International online operators are banned from operating in the Swiss market from July 2019. This measure comes after the Swiss Money Gaming Act was introduced at the beginning of the year.
Regulated Online Gambling
The Swiss Money Gambling Act came into effect as of January 1, 2019, after it was approved by a national referendum last year, receiving support from almost three-quarters of the voters. The new gambling legislation implements one of Europe’s strictest gambling laws and will essentially block foreign-based operators from the Swiss market. This will force citizens of the country to gamble only with Swiss casinos that hold online gambling licenses issued by the country’s gambling regulator Eidgenössische Spielbankenkommission (ESBK).
All platforms which are accessible in Switzerland, but not licensed will be added to a blacklist by the country’s gaming regulator. The domains of sites on this list will be blocked by a domain name server (DNS) lock with all internet providers. Sites which do not operate in Switzerland, or those who seize operations on the market before July 2019, will not be listed. The first two operators in the list are likely to be published within a few months.
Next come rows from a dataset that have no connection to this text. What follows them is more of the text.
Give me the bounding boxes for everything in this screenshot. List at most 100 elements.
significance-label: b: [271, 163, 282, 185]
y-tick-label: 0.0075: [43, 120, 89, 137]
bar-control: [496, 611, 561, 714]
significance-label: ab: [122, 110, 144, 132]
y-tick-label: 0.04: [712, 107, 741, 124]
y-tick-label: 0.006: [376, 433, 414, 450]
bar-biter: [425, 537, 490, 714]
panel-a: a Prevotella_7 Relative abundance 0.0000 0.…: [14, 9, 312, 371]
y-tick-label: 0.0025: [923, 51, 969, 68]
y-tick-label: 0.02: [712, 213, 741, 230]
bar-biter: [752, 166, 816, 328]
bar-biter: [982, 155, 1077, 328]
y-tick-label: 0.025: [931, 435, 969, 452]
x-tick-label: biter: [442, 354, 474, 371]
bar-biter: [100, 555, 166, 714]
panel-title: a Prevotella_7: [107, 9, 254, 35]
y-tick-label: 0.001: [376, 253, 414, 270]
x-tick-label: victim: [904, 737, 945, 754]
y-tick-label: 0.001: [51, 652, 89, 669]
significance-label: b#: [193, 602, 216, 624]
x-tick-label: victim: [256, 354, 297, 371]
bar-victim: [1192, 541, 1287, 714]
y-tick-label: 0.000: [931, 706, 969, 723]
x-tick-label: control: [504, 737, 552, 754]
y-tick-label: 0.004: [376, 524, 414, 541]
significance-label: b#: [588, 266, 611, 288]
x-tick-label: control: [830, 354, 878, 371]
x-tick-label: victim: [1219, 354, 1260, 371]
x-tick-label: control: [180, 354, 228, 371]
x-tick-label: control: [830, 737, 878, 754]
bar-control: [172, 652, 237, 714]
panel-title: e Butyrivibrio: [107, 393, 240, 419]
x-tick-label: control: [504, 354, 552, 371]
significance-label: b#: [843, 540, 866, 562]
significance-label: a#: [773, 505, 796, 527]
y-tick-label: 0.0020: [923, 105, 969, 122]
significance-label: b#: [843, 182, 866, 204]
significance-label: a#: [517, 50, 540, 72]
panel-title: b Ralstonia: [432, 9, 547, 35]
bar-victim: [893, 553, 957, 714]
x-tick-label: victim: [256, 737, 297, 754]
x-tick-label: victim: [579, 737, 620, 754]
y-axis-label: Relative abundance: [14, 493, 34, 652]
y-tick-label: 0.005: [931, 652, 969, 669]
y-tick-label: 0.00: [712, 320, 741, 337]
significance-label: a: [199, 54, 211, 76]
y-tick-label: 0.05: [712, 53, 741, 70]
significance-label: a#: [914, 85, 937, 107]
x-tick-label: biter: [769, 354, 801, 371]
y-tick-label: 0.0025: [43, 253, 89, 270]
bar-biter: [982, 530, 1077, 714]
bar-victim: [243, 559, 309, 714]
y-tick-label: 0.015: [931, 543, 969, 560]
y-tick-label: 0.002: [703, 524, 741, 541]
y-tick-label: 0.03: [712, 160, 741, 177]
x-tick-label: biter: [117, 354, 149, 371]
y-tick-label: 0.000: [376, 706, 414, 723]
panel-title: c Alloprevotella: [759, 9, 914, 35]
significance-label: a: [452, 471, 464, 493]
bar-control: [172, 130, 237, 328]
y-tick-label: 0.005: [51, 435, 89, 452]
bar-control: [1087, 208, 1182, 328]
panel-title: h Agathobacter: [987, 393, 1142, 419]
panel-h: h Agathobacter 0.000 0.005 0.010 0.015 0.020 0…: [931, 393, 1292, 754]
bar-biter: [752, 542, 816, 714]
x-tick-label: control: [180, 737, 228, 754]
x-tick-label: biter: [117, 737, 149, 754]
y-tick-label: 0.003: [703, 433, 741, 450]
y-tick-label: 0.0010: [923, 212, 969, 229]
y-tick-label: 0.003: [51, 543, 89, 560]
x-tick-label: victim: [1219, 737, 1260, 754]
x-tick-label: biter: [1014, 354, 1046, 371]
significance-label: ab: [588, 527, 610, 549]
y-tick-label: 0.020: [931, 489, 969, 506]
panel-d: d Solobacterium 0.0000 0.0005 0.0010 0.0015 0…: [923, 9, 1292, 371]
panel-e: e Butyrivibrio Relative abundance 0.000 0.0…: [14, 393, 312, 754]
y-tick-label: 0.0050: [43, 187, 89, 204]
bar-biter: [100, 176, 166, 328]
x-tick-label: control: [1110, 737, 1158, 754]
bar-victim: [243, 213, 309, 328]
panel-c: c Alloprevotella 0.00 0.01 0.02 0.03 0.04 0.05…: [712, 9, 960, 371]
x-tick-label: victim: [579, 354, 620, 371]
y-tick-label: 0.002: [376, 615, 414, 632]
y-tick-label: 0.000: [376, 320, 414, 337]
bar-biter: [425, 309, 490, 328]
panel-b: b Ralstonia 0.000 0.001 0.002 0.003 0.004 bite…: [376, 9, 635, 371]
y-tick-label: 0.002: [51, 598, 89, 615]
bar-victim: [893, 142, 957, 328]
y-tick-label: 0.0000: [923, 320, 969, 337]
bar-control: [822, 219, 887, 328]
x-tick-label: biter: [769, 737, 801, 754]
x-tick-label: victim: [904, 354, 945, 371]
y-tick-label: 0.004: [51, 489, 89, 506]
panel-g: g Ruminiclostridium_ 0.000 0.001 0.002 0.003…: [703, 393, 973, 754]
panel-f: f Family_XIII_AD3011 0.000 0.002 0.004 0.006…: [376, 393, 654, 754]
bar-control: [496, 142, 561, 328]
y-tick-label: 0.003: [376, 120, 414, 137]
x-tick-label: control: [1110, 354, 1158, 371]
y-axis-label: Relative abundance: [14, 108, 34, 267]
The Swiss Money Gaming Act (Geldspielgesetz) came in support of the government’s bid to counteract gambling addiction and protect players from the negative effects of gambling. According to Addiction Switzerland, gambling addiction affects around 75,000 people in the country, costing the nation more than half a million Swiss Francs (€450,000) annually. Another reason cited by the government is the fact that foreign sites receive more than CHF250 million ($252 million) annually, without paying anything back to the Alpine nation.
The new gambling law requires all casino operators in Switzerland, which also want to offer online gambling to have their games technically certified. Additionally, the casinos need to make sure that their gaming providers have a good reputation on the market. So far the Federal council has issued licenses to four of the country’s land-based casinos: Grand Casino Baden, Casino Davos, Grand Casino Luzern, and Casino Zürichsee. Other establishments are also currently applying for a license. These operators will be able to offer online gamblers in Switzerlands casino games such as poker and roulette legally. They will, however, have to adhere to strict measures listed by the law such as setting maximum sums on bets, daily and monthly limits. For poker, the maximum entry fee can be CHF200 (€176) and a total value of CHF200,000(€176 000) for total stakes on the day. The limit of lotteries and raffles will depend on the type of license of the lottery.
International sites will still be given an opportunity to operate legally in the country, however, through partnerships with one of the Swiss 21 brick-and-mortar establishments in the future, although local online operators will be given a priority over international rivals.
Where can Swiss Gamblers Play Online?
Many foreign casinos have already started blocking visitors with Swiss IP addresses on their sites. Those who are still accessible will be eventually put in a black list and blocked by internet providers.
Swiss players will be able to use one of the four online gambling providers available in the country or will have to wait for their favorite casino to get licensed with a local land-based provider. Some casino providers like the Stars group have already announced plans for partnering with local brands to offer their services to the Swiss masses. However, no time-frame has been announced yet.
There is nothing specified in the law regarding any sort of punishment for Swiss citizens conducting gambling activities in unlicensed sites. It also remains unclear what measures will be taken for monitoring if the citizens abide by the law and how strict the law will be on them otherwise.